CRONACA
Un anno, tre mesi e due giorni di silenzio. Poi, il miracolo: Serena, terremotata di Amatrice, ritrova la parola
La ragazzina non parlava piu, troppo grande il dolore per la morte della nonna. Un tema l'ha sbloccata. "Sarei rimasta con lei"

AMATRICE – A volte, il dolore percorre sentieri difficili da capire. E qualcosa riesce a renderlo più sopportabile, seppur non svanirà mai, a trovare la via d’uscita.
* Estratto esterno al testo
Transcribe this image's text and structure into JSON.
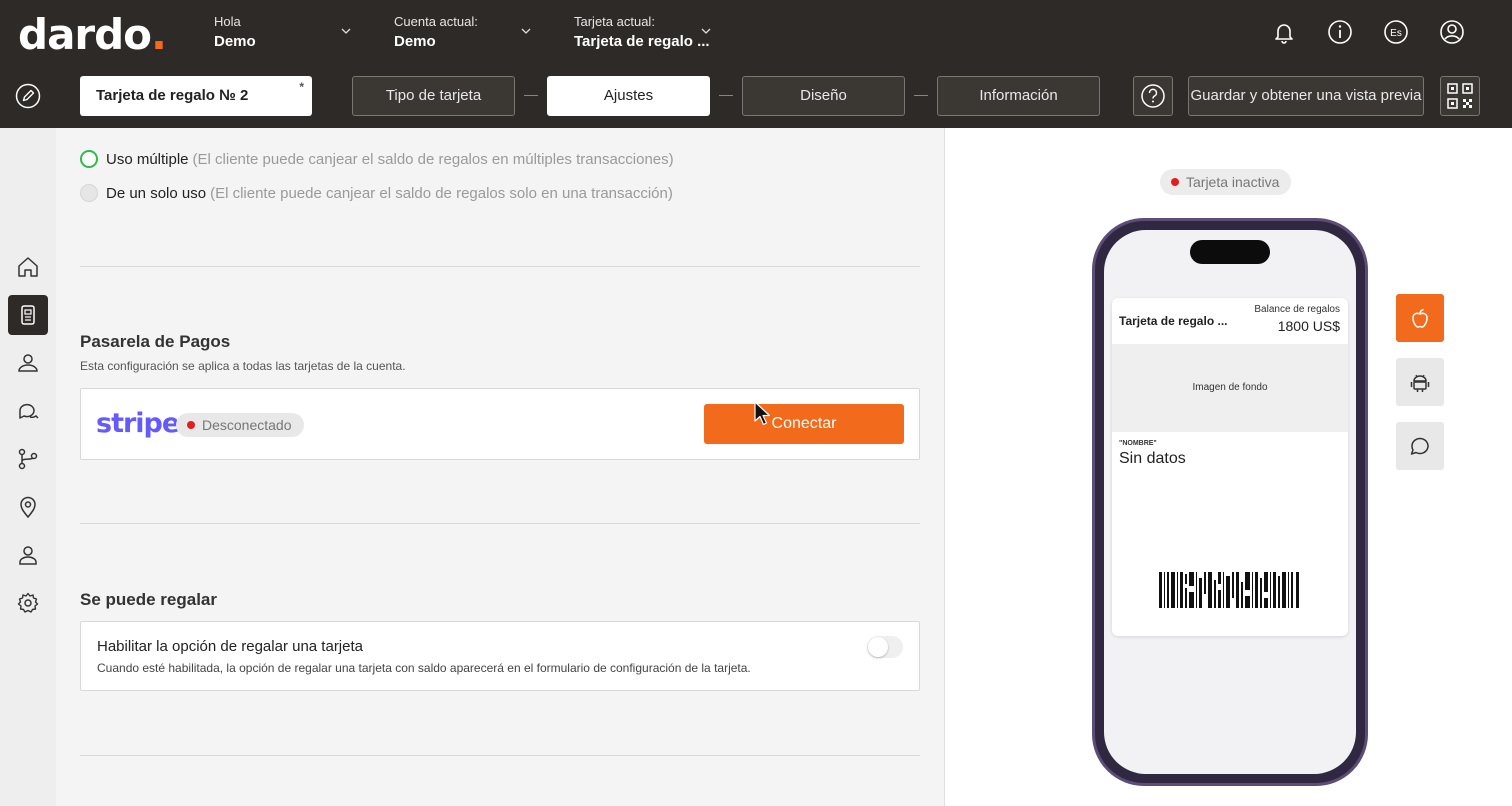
{
  "header": {
    "logo": "dardo",
    "logo_dot": ".",
    "greeting_label": "Hola",
    "greeting_user": "Demo",
    "account_label": "Cuenta actual:",
    "account_value": "Demo",
    "card_label": "Tarjeta actual:",
    "card_value": "Tarjeta de regalo ...",
    "icons": [
      "bell-icon",
      "info-icon",
      "language-icon",
      "user-icon"
    ],
    "language_code": "Es"
  },
  "toolbar": {
    "card_name": "Tarjeta de regalo № 2",
    "card_name_marker": "*",
    "steps": [
      "Tipo de tarjeta",
      "Ajustes",
      "Diseño",
      "Información"
    ],
    "active_step": "Ajustes",
    "save_label": "Guardar y obtener una vista previa"
  },
  "sidebar": {
    "items": [
      "home-icon",
      "cards-icon",
      "clients-icon",
      "chat-icon",
      "flow-icon",
      "location-icon",
      "user-icon",
      "settings-icon"
    ],
    "active": "cards-icon"
  },
  "usage": {
    "options": [
      {
        "label": "Uso múltiple",
        "hint": "(El cliente puede canjear el saldo de regalos en múltiples transacciones)",
        "selected": true
      },
      {
        "label": "De un solo uso",
        "hint": "(El cliente puede canjear el saldo de regalos solo en una transacción)",
        "selected": false
      }
    ]
  },
  "payments": {
    "title": "Pasarela de Pagos",
    "description": "Esta configuración se aplica a todas las tarjetas de la cuenta.",
    "provider": "stripe",
    "status": "Desconectado",
    "connect_label": "Conectar"
  },
  "gifting": {
    "title": "Se puede regalar",
    "option_title": "Habilitar la opción de regalar una tarjeta",
    "option_desc": "Cuando esté habilitada, la opción de regalar una tarjeta con saldo aparecerá en el formulario de configuración de la tarjeta.",
    "enabled": false
  },
  "preview": {
    "status": "Tarjeta inactiva",
    "pass": {
      "name": "Tarjeta de regalo ...",
      "balance_label": "Balance de regalos",
      "balance_value": "1800 US$",
      "background_label": "Imagen de fondo",
      "field_label": "\"NOMBRE\"",
      "field_value": "Sin datos"
    },
    "platform_buttons": [
      "apple-icon",
      "android-icon",
      "message-icon"
    ],
    "active_platform": "apple-icon"
  },
  "colors": {
    "accent": "#f26a1b",
    "header_bg": "#2e2a27",
    "stripe": "#635bff",
    "radio_selected": "#2dbb4e",
    "status_red": "#e02020",
    "phone_frame": "#5b4d77"
  }
}
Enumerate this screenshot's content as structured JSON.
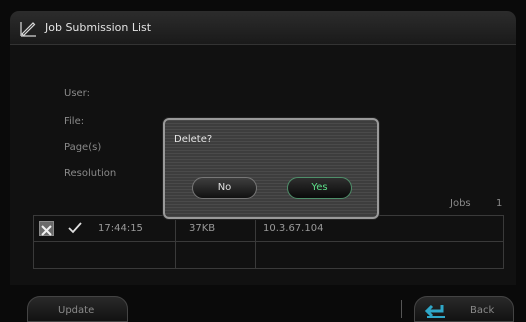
{
  "header": {
    "title": "Job Submission List",
    "icon": "pen-edit-icon"
  },
  "info": {
    "labels": [
      "User:",
      "File:",
      "Page(s)",
      "Resolution"
    ]
  },
  "jobs": {
    "label": "Jobs",
    "count": "1"
  },
  "table": {
    "rows": [
      {
        "time": "17:44:15",
        "size": "37KB",
        "ip": "10.3.67.104"
      }
    ]
  },
  "dialog": {
    "message": "Delete?",
    "no_label": "No",
    "yes_label": "Yes"
  },
  "footer": {
    "update_label": "Update",
    "back_label": "Back"
  },
  "colors": {
    "accent_green": "#5de08a",
    "back_icon": "#2fa7c8"
  }
}
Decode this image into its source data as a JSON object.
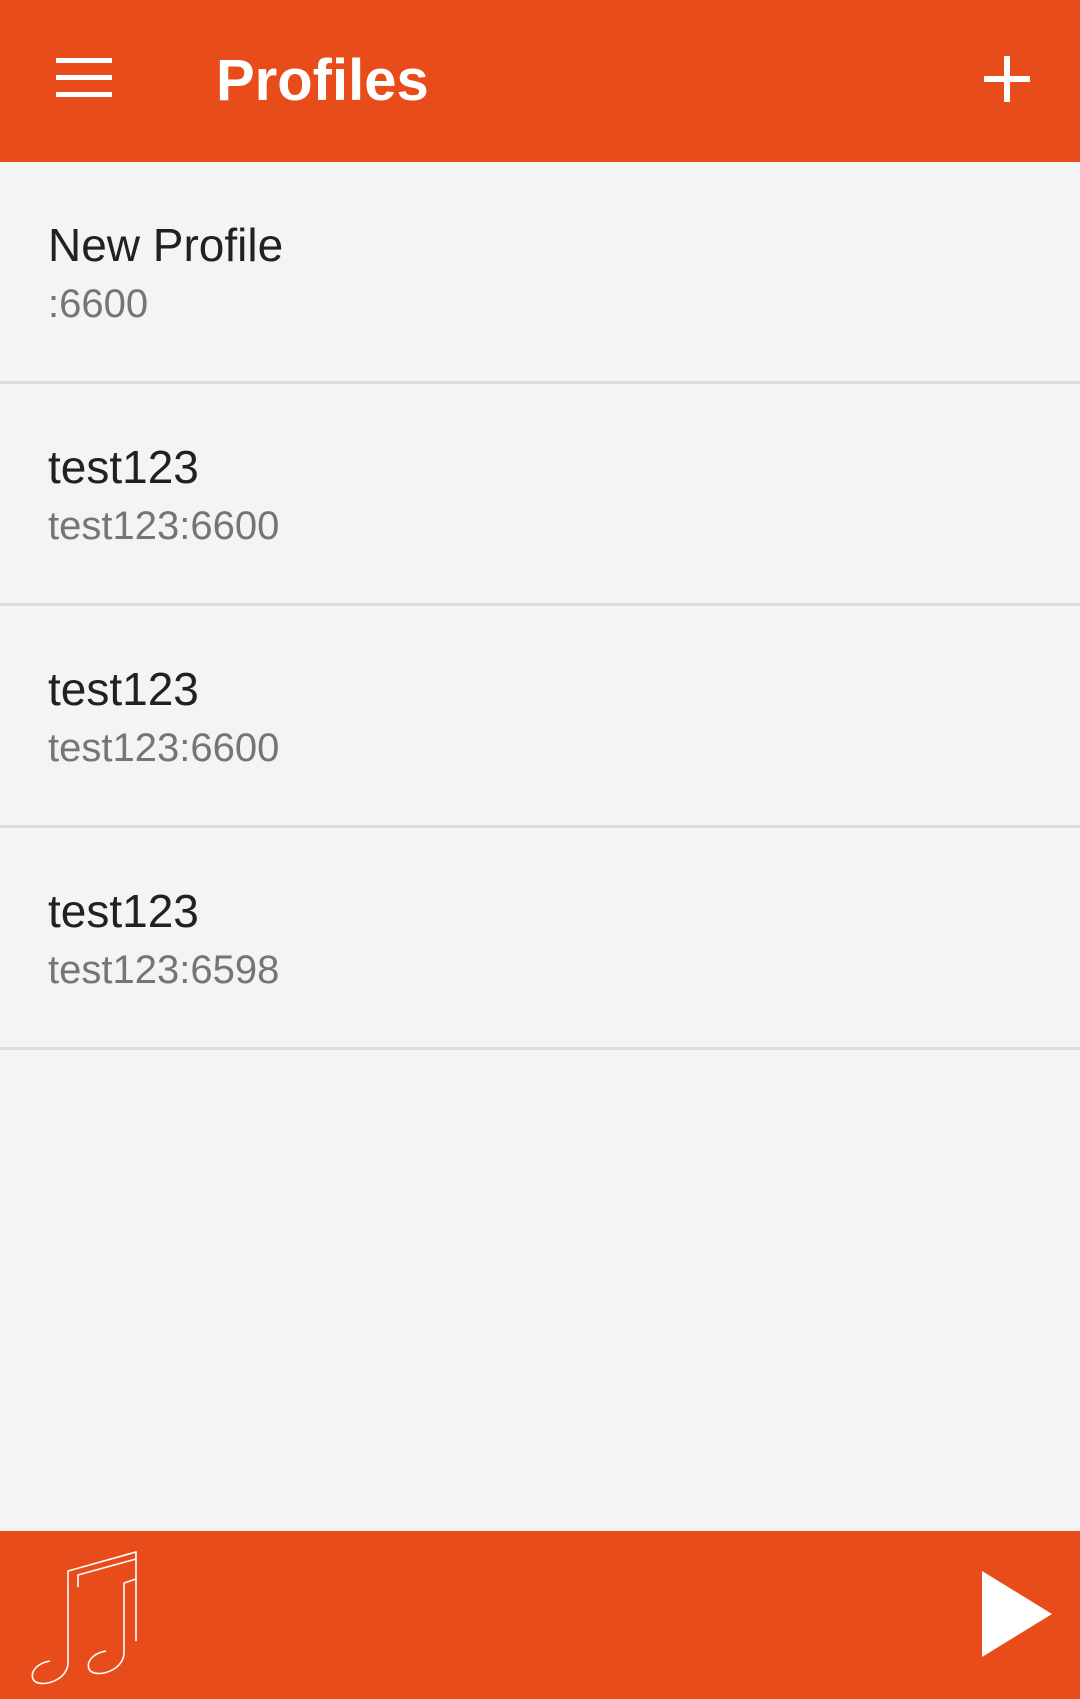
{
  "header": {
    "menu_icon": "hamburger-menu-icon",
    "title": "Profiles",
    "add_icon": "plus-icon"
  },
  "profiles": [
    {
      "name": "New Profile",
      "address": ":6600"
    },
    {
      "name": "test123",
      "address": "test123:6600"
    },
    {
      "name": "test123",
      "address": "test123:6600"
    },
    {
      "name": "test123",
      "address": "test123:6598"
    }
  ],
  "player_bar": {
    "music_icon": "music-note-icon",
    "play_icon": "play-icon"
  },
  "colors": {
    "accent": "#e84c1a",
    "background": "#f4f4f4",
    "primary_text": "#212121",
    "secondary_text": "#757575"
  }
}
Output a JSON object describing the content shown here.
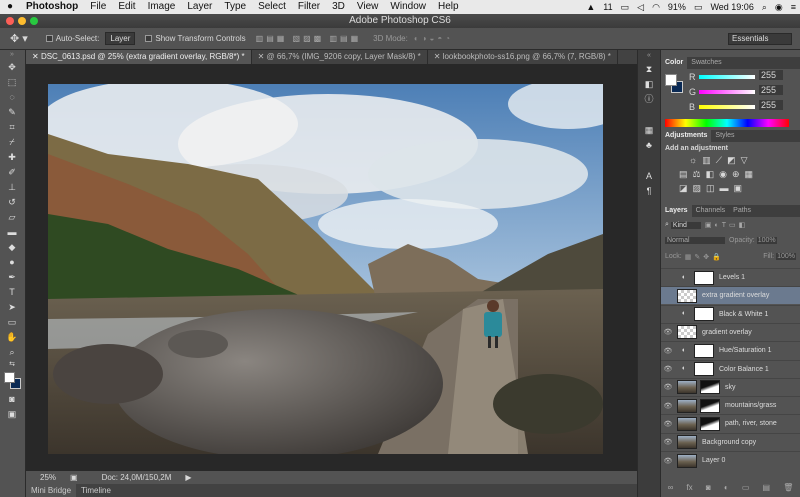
{
  "menubar": {
    "app": "Photoshop",
    "items": [
      "File",
      "Edit",
      "Image",
      "Layer",
      "Type",
      "Select",
      "Filter",
      "3D",
      "View",
      "Window",
      "Help"
    ],
    "status": {
      "adobe_count": "11",
      "battery": "91%",
      "time": "Wed 19:06"
    }
  },
  "window_title": "Adobe Photoshop CS6",
  "options": {
    "auto_select": "Auto-Select:",
    "target": "Layer",
    "show_transform": "Show Transform Controls",
    "mode3d": "3D Mode:",
    "workspace": "Essentials"
  },
  "doc_tabs": [
    "DSC_0613.psd @ 25% (extra gradient overlay, RGB/8*) *",
    "@ 66,7% (IMG_9206 copy, Layer Mask/8) *",
    "lookbookphoto-ss16.png @ 66,7% (7, RGB/8) *"
  ],
  "statusbar": {
    "zoom": "25%",
    "doc": "Doc: 24,0M/150,2M"
  },
  "bottom_tabs": [
    "Mini Bridge",
    "Timeline"
  ],
  "color_panel": {
    "tabs": [
      "Color",
      "Swatches"
    ],
    "channels": [
      {
        "label": "R",
        "value": "255",
        "color": "#ff3030"
      },
      {
        "label": "G",
        "value": "255",
        "color": "#30d030"
      },
      {
        "label": "B",
        "value": "255",
        "color": "#4060ff"
      }
    ]
  },
  "adjustments_panel": {
    "tabs": [
      "Adjustments",
      "Styles"
    ],
    "heading": "Add an adjustment"
  },
  "layers_panel": {
    "tabs": [
      "Layers",
      "Channels",
      "Paths"
    ],
    "kind": "Kind",
    "blend": "Normal",
    "opacity_label": "Opacity:",
    "opacity": "100%",
    "lock_label": "Lock:",
    "fill_label": "Fill:",
    "fill": "100%",
    "layers": [
      {
        "name": "Levels 1",
        "type": "adjustment",
        "visible": false
      },
      {
        "name": "extra gradient overlay",
        "type": "transparent",
        "visible": false,
        "selected": true
      },
      {
        "name": "Black & White 1",
        "type": "adjustment",
        "visible": false
      },
      {
        "name": "gradient overlay",
        "type": "transparent",
        "visible": true
      },
      {
        "name": "Hue/Saturation 1",
        "type": "adjustment",
        "visible": true
      },
      {
        "name": "Color Balance 1",
        "type": "adjustment",
        "visible": true
      },
      {
        "name": "sky",
        "type": "image",
        "visible": true
      },
      {
        "name": "mountains/grass",
        "type": "image",
        "visible": true
      },
      {
        "name": "path, river, stone",
        "type": "image",
        "visible": true
      },
      {
        "name": "Background copy",
        "type": "image",
        "visible": true
      },
      {
        "name": "Layer 0",
        "type": "image",
        "visible": true
      }
    ]
  }
}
È un miracolo, quella della 15enne Serena, che nel sisma di Amatrice perse la nonna, cui era legatissima. Da lì, non ha più parlato: è rimasta per un anno, tre mesi e due giorni senza dire una parola.

A credere nelle sue possibilità di ripresa, una sua professoressa. Insegna italiano, storia e geografia a Rieti, dove Serena frequenta il Liceo Classico. Quando si parlava di geografia, e si poteva fare qualche accenno al terremoto, lei usciva dalla classe. La professoressa ha sempre capito e l’ha assecondata. Serena era legatissima alla nonna, che non è sopravvissuta. 

A sbloccarla, un tema. Quando in pochi ci speravano più. Racconta con lucidità e tristezza quella terribile notte. “Venni svegliata da un forte movimento sussultorio che mi sovrastava, accompagnato da un rumore assordante, come se un mostro mi stesse urlando nelle orecchie. Ero rimasta immobile, paralizzata. Non sapevo cosa fare, vidi solo le figure di mio fratello e mia madre che mi strattonavano, cercando di portarmi fuori casa. Le persone intorno a me urlavano e piangevano. Il mio volto era impassibile: sembravo un fantasma, il cuore ancora a mille. Salimmo in macchina per andare al centro del paese ed è lì che il mondo mi crollò addosso”. Sua nonna, la persona più importante della sua vita, è rimasta sepolta sotto le macerie della sua casa.

“Non ci credevo, non volevo crederci e tutt' ora non ci credo. Se la sera prima avessi saputo che l' avrei abbracciata per l' ultima volta, giuro che l' avrei stretta più forte e sarei rimasta con lei”, sono le commoventi parole di Serena, che ancora non riesce a parlare di lei al passato: “È una persona forte che si è sempre sacrificata per il bene della famiglia: per me è una seconda mamma. Utilizzo i tempi al presente perché lei non merita di essere ricordata al passato. Io non accetterò mai che se ne sia andata così, senza salutare. Ne parlo ogni giorno e ho la certezza che lei è con me sempre, anche adesso che sto scrivendo questo”.

Dopo quel tema, ha spiegato la docente, la ragazzina ha ricominciato a parlare. Ha preso parte alle lezioni, ha raccontato della sua vita ad Amatrice. Il sentiero del dolore per lei non è certamente ancora finito, ma il muro del silenzio che l’aveva inghiottita si è sgretolato. E la nonna, se può vederla, da lassù certamente sorride.